Dr. Gaede suggested that I just not have school when it gets 40 degrees or more below, since it is wearing us teachers out to fight to keep the fires going, and even then we can’t get the temperatures up so the children can take off their coats.
One plunge of the thermometer to minus 50 caused us to send all the children home. Two days later, my chimney sooted up and would not produce heat. Again, I sent my class home. Doc and Ruby came over and together we cleaned it out. We were completely covered with soot, but the stove was back in working order.
In the January Northern Lights, the upper grades wrote, “It’s a little cold in the huts now.” I questioned their choice of words and accuracy of reporting!
January 1959. Fifty degrees below zero. Four hours of daylight. No running water. No heat. Construction on the school halted due to the unavailability of windows. I’d left the model school in Pekin, Illinois for this? The going was indeed very tough.
1 lb. Fresh salmon poached, (or 1 14 ½ oz can salmon)
2 T. butter or margarine
1 med. onion
½ C. celery, diced
1 T. flour plus 1-2 T. water
2 chicken bouillon cubes
2 C. water
2 C. diced potatoes
1 13 oz. can evaporated milk
1 tsp. dill weed
¼ tsp. basil leaves, crushed
1 15 ½ oz. can cream-style corn
Salt and pepper to taste
Drain salmon, reserve liquid.

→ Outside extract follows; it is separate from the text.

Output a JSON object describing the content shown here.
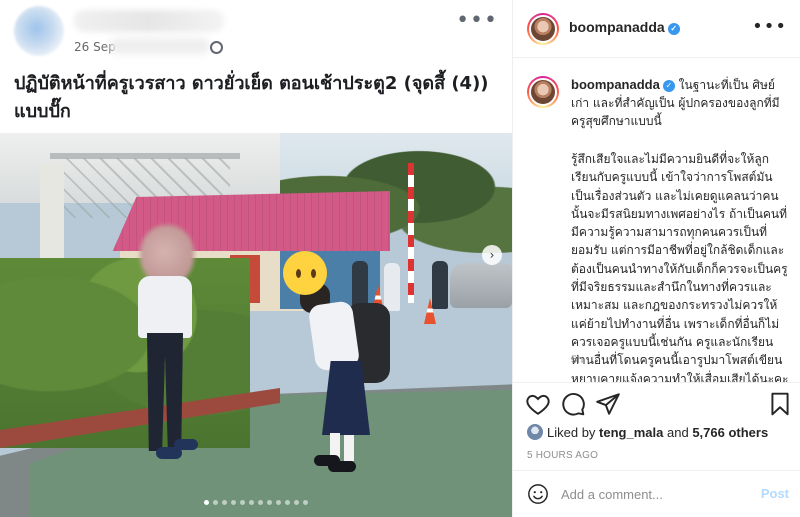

Sauté celery and onions in margarine. Add bouillon cubes, water, and potatoes. Cook slowly until potatoes are cooked. Mix flour with water to make thickening, add to potatoes, celery, onion mixture. Add salmon, reserved liquid, milk, dill weed, basil, corn, salt, and pepper. Heat thoroughly, but do not boil. Serve with cornbread or fresh rolls, and a salad. Invite your neighbors in—if you want to share.